E o mercado de publicações independentes? Pior! Só faz quem realmente não pensa em ganhar dinheiro com isso e quer mostrar o seu trabalho. Admiro. É paixão pura. Quadrinhos muito bons são publicados dessa forma, infelizmente, alcançando um público pífio. Precisamos de apoio. Do Governo e principalmente das editoras e distribuidoras. Os editores precisam voltar a acreditar em nós e em nossos quadrinhos. Temos criações que podem sim, se tornar grandes franquias e gerar receita, tanto para as editoras, como para o mercado através de merchandising, mas, principalmente para seus artistas viverem só delas. Mas falta apoio e boa vontade dos editores de esperarem um certo tempo, para o personagem se firmar e garantir um público fiel, e não cancelar a revista já  no segundo número. Exemplo disso é Antonio Cedraz, que criou a excelente TURMA DO XAXADO, e disse em entrevista que chegou a mostrá-la para a Globo, na época da saída do Maurício para a Panini. Eles preferiram investir no Sítio do Picapau Amarelo. Que cumpriu o seu papel por um tempo, dando oportunidade a grandes artistas de trabalharem em seus três títulos mensais. Mas depois desistiram das hqs.


~
Excelente iniciativa do editor Alexandre Lancaster, lançada em setembro de 2011 e ganhadora do HQ MIX em fevereiro último, a revista AÇÃO MAGAZINE abre espaço para o mangá produzido no Brasil. Prometia ser mensal, mas até agora sairam só duas edições. Será que ainda volta ao mercado?

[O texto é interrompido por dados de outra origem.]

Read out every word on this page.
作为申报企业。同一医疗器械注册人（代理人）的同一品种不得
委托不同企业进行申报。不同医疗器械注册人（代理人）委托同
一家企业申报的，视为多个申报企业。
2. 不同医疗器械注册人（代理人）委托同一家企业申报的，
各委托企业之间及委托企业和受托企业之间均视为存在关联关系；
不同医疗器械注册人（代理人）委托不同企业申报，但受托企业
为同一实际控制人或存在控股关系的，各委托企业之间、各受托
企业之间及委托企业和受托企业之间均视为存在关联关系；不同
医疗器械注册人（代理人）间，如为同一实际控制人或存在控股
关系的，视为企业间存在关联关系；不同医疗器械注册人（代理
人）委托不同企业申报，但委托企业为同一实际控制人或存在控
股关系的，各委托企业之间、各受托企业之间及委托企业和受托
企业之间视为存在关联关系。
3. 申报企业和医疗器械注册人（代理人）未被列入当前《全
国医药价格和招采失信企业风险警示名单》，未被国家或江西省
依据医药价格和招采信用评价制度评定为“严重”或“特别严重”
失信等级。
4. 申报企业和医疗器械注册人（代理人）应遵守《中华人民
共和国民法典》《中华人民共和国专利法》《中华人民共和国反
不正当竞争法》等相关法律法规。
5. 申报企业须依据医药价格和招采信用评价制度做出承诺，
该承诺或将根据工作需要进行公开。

DUNGEON CRAWLERS, minissérie nacional de Marcelo Cassaro, foi uma bela iniciativa do Estúdio Art&Comics (Mythos Editora), em publicar hq brasileira. Mas não houve continuidade. Seu desenhista Daniel HDR, hoje atua no mercado americano e seu colorista Ricardo Riamonde, parou de trabalhar com hqs. 

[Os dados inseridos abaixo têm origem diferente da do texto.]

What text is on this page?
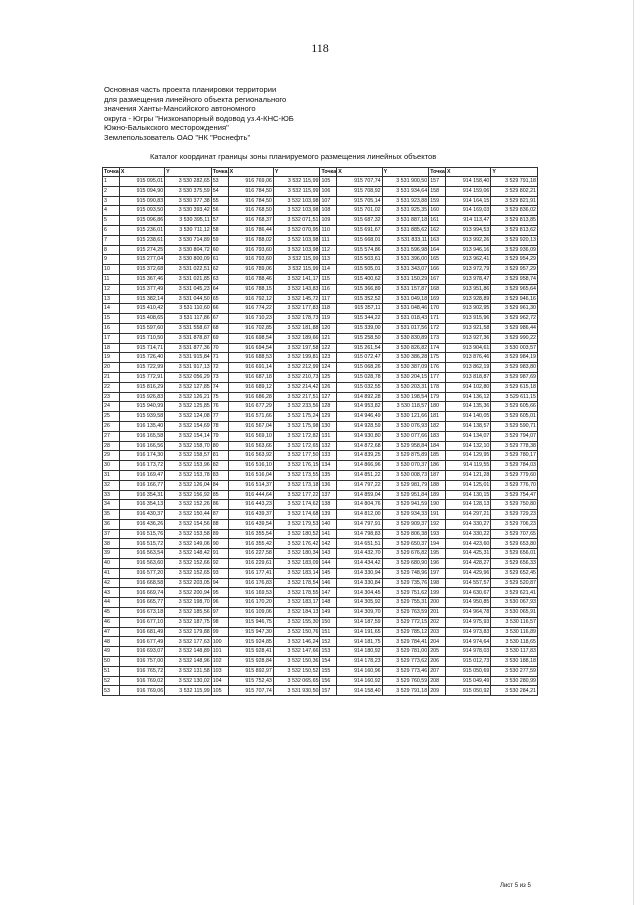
118
Основная часть проекта планировки территории
для размещения линейного объекта регионального
значения Ханты-Мансийского автономного
округа - Югры "Низконапорный водовод уз.4-КНС-ЮБ
Южно-Балыкского месторождения"
Землепользователь ОАО "НК "Роснефть"
Каталог координат границы зоны планируемого размещения линейных объектов
Точка	X	Y	Точка	X	Y	Точка	X	Y	Точка	X	Y
1	915 095,01	3 530 282,65	53	916 769,06	3 532 115,99	105	915 707,74	3 531 900,50	157	914 158,40	3 529 791,18
2	915 094,90	3 530 375,59	54	916 784,50	3 532 115,99	106	915 708,92	3 531 934,64	158	914 159,06	3 529 802,21
3	915 090,83	3 530 377,38	55	916 784,50	3 532 103,98	107	915 705,14	3 531 923,88	159	914 164,15	3 529 821,91
4	915 093,50	3 530 393,42	56	916 768,50	3 532 103,98	108	915 701,02	3 531 925,35	160	914 169,03	3 529 836,02
5	915 096,86	3 530 395,11	57	916 768,37	3 532 071,51	109	915 687,32	3 531 887,18	161	914 113,47	3 529 813,85
6	915 236,01	3 530 711,12	58	916 786,44	3 532 070,95	110	915 691,67	3 531 885,62	162	913 994,53	3 529 813,62
7	915 238,61	3 530 714,89	59	916 788,02	3 532 103,98	111	915 668,01	3 531 833,11	163	913 992,26	3 529 920,13
8	915 274,25	3 530 804,72	60	916 793,60	3 532 103,98	112	915 574,86	3 531 596,98	164	913 946,16	3 529 936,09
9	915 277,04	3 530 800,09	61	916 793,60	3 532 115,99	113	915 503,61	3 531 396,00	165	913 962,41	3 529 954,29
10	915 372,68	3 531 022,51	62	916 789,06	3 532 115,99	114	915 505,01	3 531 343,07	166	913 972,79	3 529 957,29
11	915 367,46	3 531 021,85	63	916 788,46	3 532 141,17	115	915 400,62	3 531 150,29	167	913 978,47	3 529 958,74
12	915 377,49	3 531 045,23	64	916 788,15	3 532 143,83	116	915 366,89	3 531 157,87	168	913 951,86	3 529 965,64
13	915 382,14	3 531 044,50	65	916 792,12	3 532 145,72	117	915 352,52	3 531 049,18	169	913 928,89	3 529 946,16
14	915 410,42	3 531 110,60	66	916 774,22	3 532 177,83	118	915 357,11	3 531 048,46	170	913 902,95	3 529 961,30
15	915 408,65	3 531 117,86	67	916 710,23	3 532 178,73	119	915 344,22	3 531 018,43	171	913 915,96	3 529 962,72
16	915 597,60	3 531 558,67	68	916 702,85	3 532 181,88	120	915 339,00	3 531 017,56	172	913 921,58	3 529 986,44
17	915 710,50	3 531 878,87	69	916 698,54	3 532 189,66	121	915 258,50	3 530 830,89	173	913 927,36	3 529 990,22
18	915 714,71	3 531 877,36	70	916 694,54	3 532 197,58	122	915 261,54	3 530 826,82	174	913 904,61	3 530 003,57
19	915 726,40	3 531 915,84	71	916 688,53	3 532 199,81	123	915 072,47	3 530 386,28	175	913 876,46	3 529 984,19
20	915 722,99	3 531 917,13	72	916 691,14	3 532 212,99	124	915 068,26	3 530 387,09	176	913 862,19	3 529 983,80
21	915 772,91	3 532 056,29	73	916 687,18	3 532 210,73	125	915 028,78	3 530 204,15	177	913 818,87	3 529 987,69
22	915 816,29	3 532 127,85	74	916 689,12	3 532 214,42	126	915 032,55	3 530 203,31	178	914 102,80	3 529 615,18
23	915 926,83	3 532 126,21	75	916 686,28	3 532 217,51	127	914 892,28	3 530 198,54	179	914 136,12	3 529 611,15
24	915 940,99	3 532 125,85	76	916 677,29	3 532 233,56	128	914 953,82	3 530 118,57	180	914 135,36	3 529 605,66
25	915 939,58	3 532 124,08	77	916 571,66	3 532 175,24	129	914 946,49	3 530 121,66	181	914 140,05	3 529 605,01
26	916 135,40	3 532 154,69	78	916 567,04	3 532 175,98	130	914 928,59	3 530 076,93	182	914 138,57	3 529 590,71
27	916 165,58	3 532 154,14	79	916 569,10	3 532 172,82	131	914 930,80	3 530 077,66	183	914 134,07	3 529 794,07
28	916 166,56	3 532 158,70	80	916 563,66	3 532 172,65	132	914 872,68	3 529 958,84	184	914 132,10	3 529 778,38
29	916 174,30	3 532 158,57	81	916 563,92	3 532 177,50	133	914 839,25	3 529 875,89	185	914 129,95	3 529 780,17
30	916 173,72	3 532 153,96	82	916 516,10	3 532 176,15	134	914 866,96	3 530 070,37	186	914 119,55	3 529 784,03
31	916 169,47	3 532 153,78	83	916 516,04	3 532 173,55	135	914 851,22	3 530 008,73	187	914 121,28	3 529 779,60
32	916 166,77	3 532 126,04	84	916 514,37	3 532 173,18	136	914 797,22	3 529 981,79	188	914 125,01	3 529 776,70
33	916 354,31	3 532 156,92	85	916 444,64	3 532 177,22	137	914 859,04	3 529 951,84	189	914 130,15	3 529 754,47
34	916 354,13	3 532 152,26	86	916 443,23	3 532 174,62	138	914 804,76	3 529 941,59	190	914 128,13	3 529 750,80
35	916 430,37	3 532 150,44	87	916 439,37	3 532 174,68	139	914 812,00	3 529 934,33	191	914 297,21	3 529 729,23
36	916 436,26	3 532 154,56	88	916 439,54	3 532 179,53	140	914 797,91	3 529 909,37	192	914 330,27	3 529 706,23
37	916 515,76	3 532 153,58	89	916 355,54	3 532 180,52	141	914 798,83	3 529 806,38	193	914 330,22	3 529 707,65
38	916 515,72	3 532 149,06	90	916 355,42	3 532 176,42	142	914 651,51	3 529 650,37	194	914 423,60	3 529 653,80
39	916 563,54	3 532 148,42	91	916 227,58	3 532 180,34	143	914 432,70	3 529 676,82	195	914 425,31	3 529 656,01
40	916 563,60	3 532 152,66	92	916 229,61	3 532 183,09	144	914 434,42	3 529 680,90	196	914 428,27	3 529 656,33
41	916 577,20	3 532 152,65	93	916 177,41	3 532 183,14	145	914 330,94	3 529 748,96	197	914 429,96	3 529 652,45
42	916 668,58	3 532 203,05	94	916 176,83	3 532 178,54	146	914 330,84	3 529 735,76	198	914 557,57	3 529 520,87
43	916 669,74	3 532 200,94	95	916 169,53	3 532 178,55	147	914 304,45	3 529 751,62	199	914 630,67	3 529 621,41
44	916 665,77	3 532 198,70	96	916 170,20	3 532 183,17	148	914 305,92	3 529 755,31	200	914 950,85	3 530 067,93
45	916 673,18	3 532 185,56	97	916 109,06	3 532 184,13	149	914 309,70	3 529 763,59	201	914 964,78	3 530 065,91
46	916 677,10	3 532 187,75	98	915 946,75	3 532 155,30	150	914 187,59	3 529 772,15	202	914 975,93	3 530 116,57
47	916 681,49	3 532 179,88	99	915 947,30	3 532 150,76	151	914 191,65	3 529 785,12	203	914 973,83	3 530 116,89
48	916 677,49	3 532 177,63	100	915 924,85	3 532 146,24	152	914 181,75	3 529 784,41	204	914 974,64	3 530 118,65
49	916 693,07	3 532 148,89	101	915 928,41	3 532 147,66	153	914 180,92	3 529 781,00	205	914 978,03	3 530 117,83
50	916 757,00	3 532 148,96	102	915 928,84	3 532 150,36	154	914 178,23	3 529 773,62	206	915 012,73	3 530 188,18
51	916 765,72	3 532 131,58	103	915 892,97	3 532 150,52	155	914 160,96	3 529 773,46	207	915 050,69	3 530 277,59
52	916 769,02	3 532 130,02	104	915 752,43	3 532 065,65	156	914 160,92	3 529 760,59	208	915 049,49	3 530 280,99
53	916 769,06	3 532 115,99	105	915 707,74	3 531 930,50	157	914 158,40	3 529 791,18	209	915 050,92	3 530 284,21
Лист 5 из 5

Quando vejo jovens aplaudindo e vibrando com o sucesso de nossos artistas que trabalham para a MARVEL e a DC, penso em quantos conseguirão realizar esse sonho, que mais parece o de um aspirante a jogador de futebol. É um funil, onde poucos conseguem. E não conseguindo, olham para cá e veêm um deserto de oportunidades. Não conseguem trabalhar com hq infantil e muito menos com outro gênero. É preciso que se saiba e conheça as dificuldades de se trabalhar com hqs por aqui. É preciso que as escolas de formação de desenhistas na área, mostrem também a nossa realidade de mercado, para que se formem profissionais conscientes, e aí sim, com preparo suficiente para enfrentar os percalços dessa profissão ao mesmo tempo tão apaixonante e tão difícil para nós.
Em tempo: Márcio Baraldi escreveu "O QUADRINHO NACIONAL ESTÁ DESPENCANDO!" um dos melhores artigos que já li sobre a situação dos quadrinhos no Brasil.